Still, double-pricing the same tonne of GHG should be avoided if possible.

It would be preferable for the IMO to have a single global policy framework as a baseline, with regional measures providing targeted incentives and safeguards. Due to differing levels of ambition, as well as diverging national priorities, such a global agreement could not be reached. In this case, the cost of overlapping penalties and GHG prices needs to be weighed against the additional administrative burden of harmonising them.

Since the IMO mechanism will cover only about 10–15% of global shipping’s GHG emissions, the EU should avoid reducing its scope beyond what is needed to compensate for liabilities under the IMO while also considering the administrative burden.

How do you think dual regulatory regimes will impact global trade?

I don't expect a significant impact on global trade. The EU pricing regulations have been in place since 2024. In its first assessment of the carbon market for shipping, the European Commission found no evidence of trade rerouting through Union ports.

While it remains a theoretical possibility, I want to highlight that shipping already operates under a multitude of geopolitical tensions and price fluctuations due to changes in routes in response to the Red Sea crisis, fuel markets, and regulations such as tariffs. All of these impose higher costs than environmental regulations and have been weathered by the industry.

The pricing mechanism on greenhouse gases is comparatively low, while alternative fuels have time to scale, mature, and benefit from long-term investment if proper incentives are provided.

What is the one design feature from the EU system that the IMO must adopt to make its Net-Zero Framework truly effective?

The EU’s framework includes multiple technical regulations that improve its effectiveness compared to the IMO NZF.

If I had to limit myself to copying one, it would be the exclusion of biogenic fuels from feed and food crops like soy and palm oil, which have a high ILUC impact. Due to their high indirect land-use emissions, these fuels are often more polluting than the fossils they are meant to replace and could cause a rise in GHG emissions in the foreseeable future instead of supporting the goals set out in the IMO GHG Strategy 2023.

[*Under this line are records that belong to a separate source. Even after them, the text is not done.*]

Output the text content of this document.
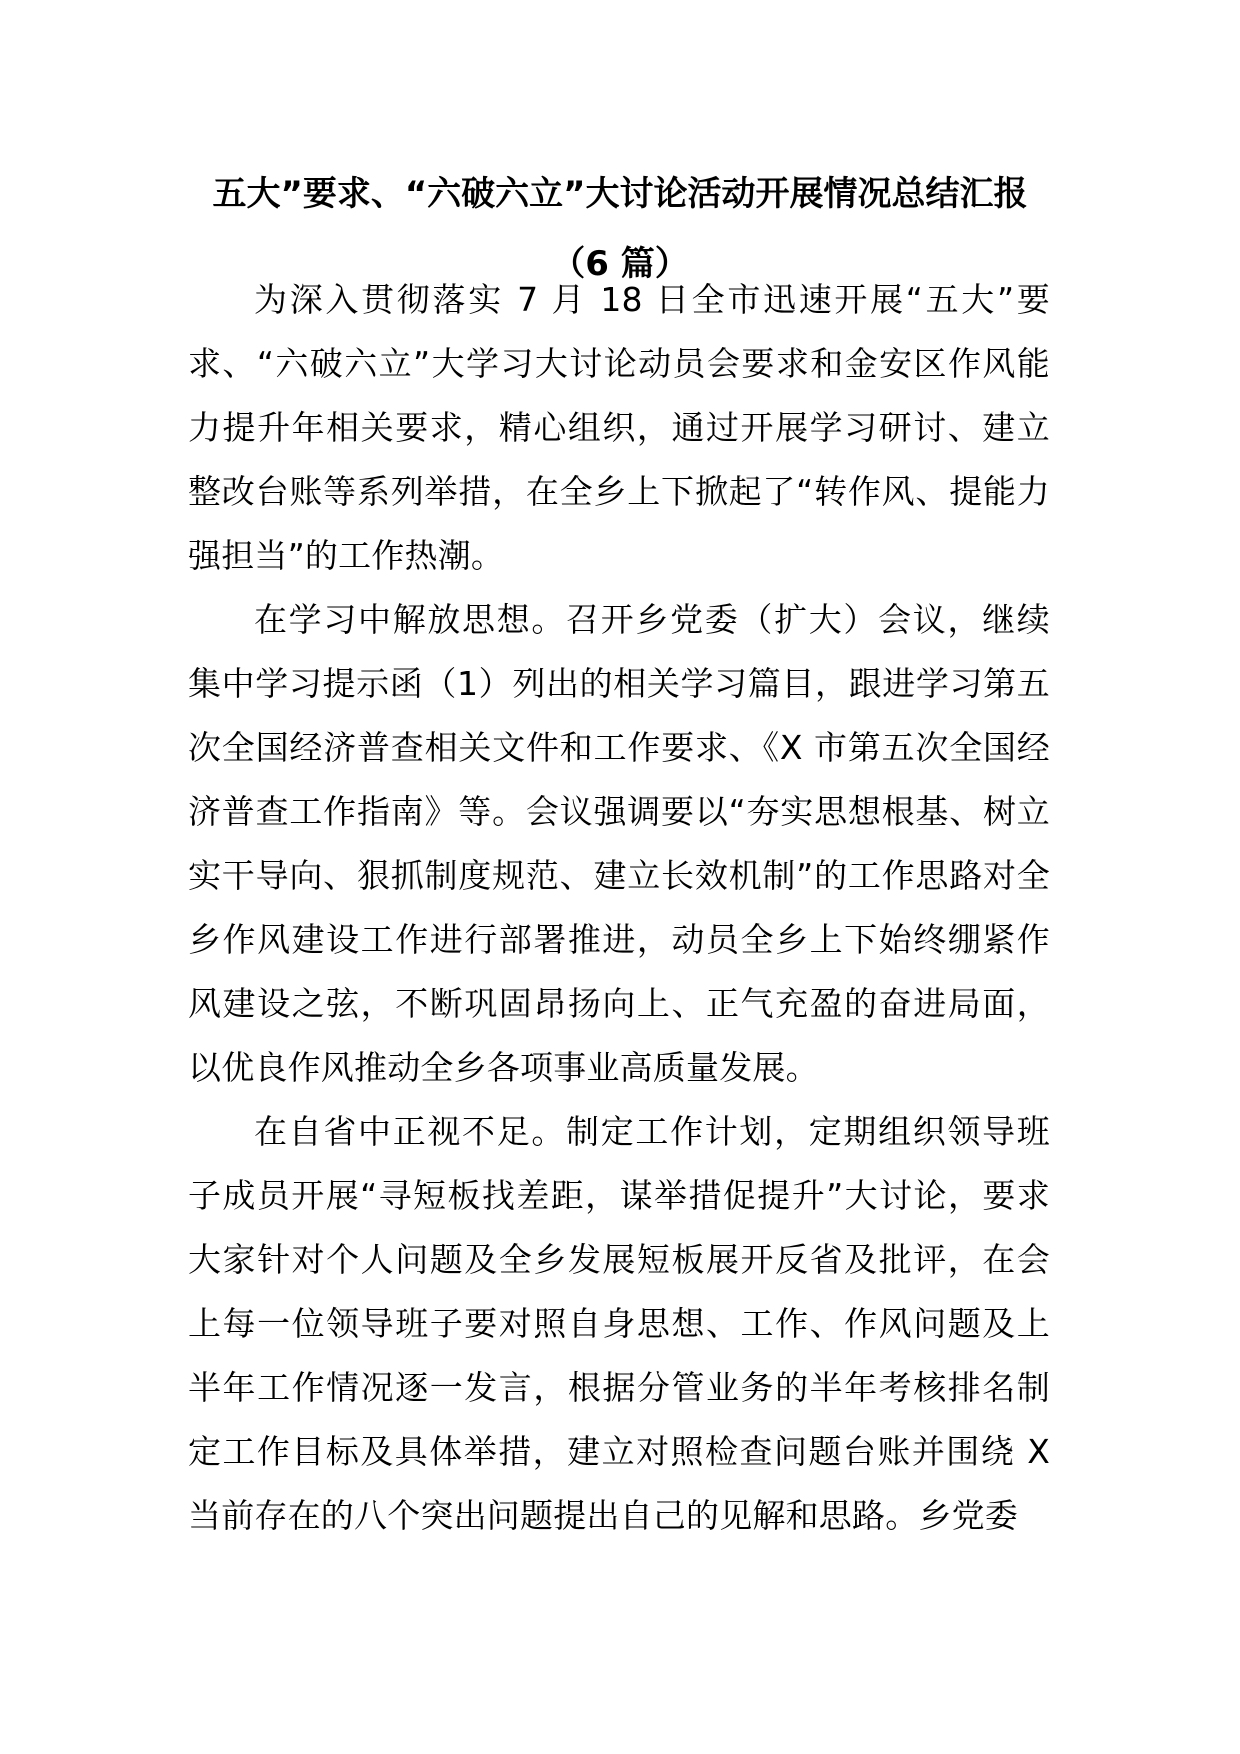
五大”要求、“六破六立”大讨论活动开展情况总结汇报
（6 篇）

为深入贯彻落实 7 月 18 日全市迅速开展“五大”要求、“六破六立”大学习大讨论动员会要求和金安区作风能力提升年相关要求，精心组织，通过开展学习研讨、建立整改台账等系列举措，在全乡上下掀起了“转作风、提能力强担当”的工作热潮。

在学习中解放思想。召开乡党委（扩大）会议，继续集中学习提示函（1）列出的相关学习篇目，跟进学习第五次全国经济普查相关文件和工作要求、《X 市第五次全国经济普查工作指南》等。会议强调要以“夯实思想根基、树立实干导向、狠抓制度规范、建立长效机制”的工作思路对全乡作风建设工作进行部署推进，动员全乡上下始终绷紧作风建设之弦，不断巩固昂扬向上、正气充盈的奋进局面，以优良作风推动全乡各项事业高质量发展。

在自省中正视不足。制定工作计划，定期组织领导班子成员开展“寻短板找差距，谋举措促提升”大讨论，要求大家针对个人问题及全乡发展短板展开反省及批评，在会上每一位领导班子要对照自身思想、工作、作风问题及上半年工作情况逐一发言，根据分管业务的半年考核排名制定工作目标及具体举措，建立对照检查问题台账并围绕 X当前存在的八个突出问题提出自己的见解和思路。乡党委
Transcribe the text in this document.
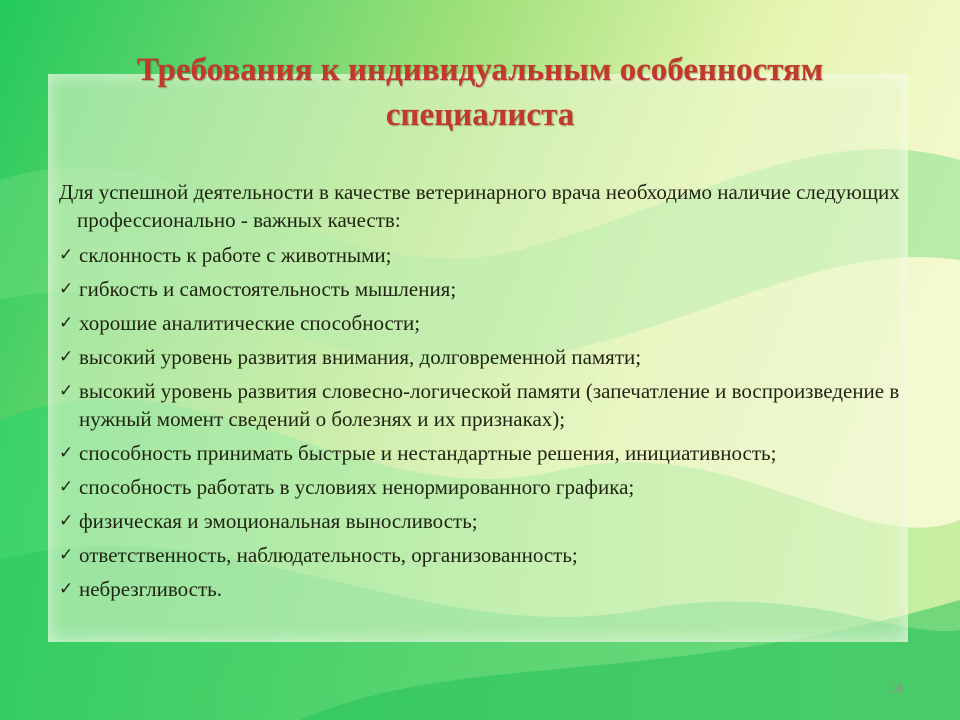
Требования к индивидуальным особенностям
специалиста

Для успешной деятельности в качестве ветеринарного врача необходимо наличие следующих профессионально - важных качеств:

✓ склонность к работе с животными;
✓ гибкость и самостоятельность мышления;
✓ хорошие аналитические способности;
✓ высокий уровень развития внимания, долговременной памяти;
✓ высокий уровень развития словесно-логической памяти (запечатление и воспроизведение в нужный момент сведений о болезнях и их признаках);
✓ способность принимать быстрые и нестандартные решения, инициативность;
✓ способность работать в условиях ненормированного графика;
✓ физическая и эмоциональная выносливость;
✓ ответственность, наблюдательность, организованность;
✓ небрезгливость.
14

Member states should do their best to reflect these impacts in the upcoming work on guidelines. However, the previously mentioned technical measures, such as additional support for e-fuels and shore-side electricity, are also worth considering.

What kind of coordination mechanism is needed to prevent double counting of emission reductions and promote alignment between regional EU regulations and global IMO regulations?

At their core, the EU and IMO policies prevent the threat of double-counting emission reductions by accounting for total GHG reductions in their respective fuel standards.

For ships or relevant companies that bunker clean fuels to achieve a sufficient reduction in GHG intensity, these emission reductions will be reflected under both schemes. Since no carbon credit is being issued, double-counting in the common understanding is impossible.

It might only be relevant in the context of the IMO reward mechanism or EU subsidies for climate-friendly technologies, though the issue of redundant subsidies may be a national prerogative and is already generally reflected in the EU's strict rules on state aid.

The alignment of EU and IMO regulations will prove challenging.

After working hard and sending important signals beyond its borders - not least the inception of other ETS schemes - it would be a major setback for the EU to drop its environmental and climate regulations merely to align with global rules of lower stringency. Instead, the EU can step up as a progressive leader, transferring its lessons, regulatory expertise and tested policies to facilitate the process on a global level.

The upcoming negotiations on guidelines at the IMO will offer an opportunity to advance this process.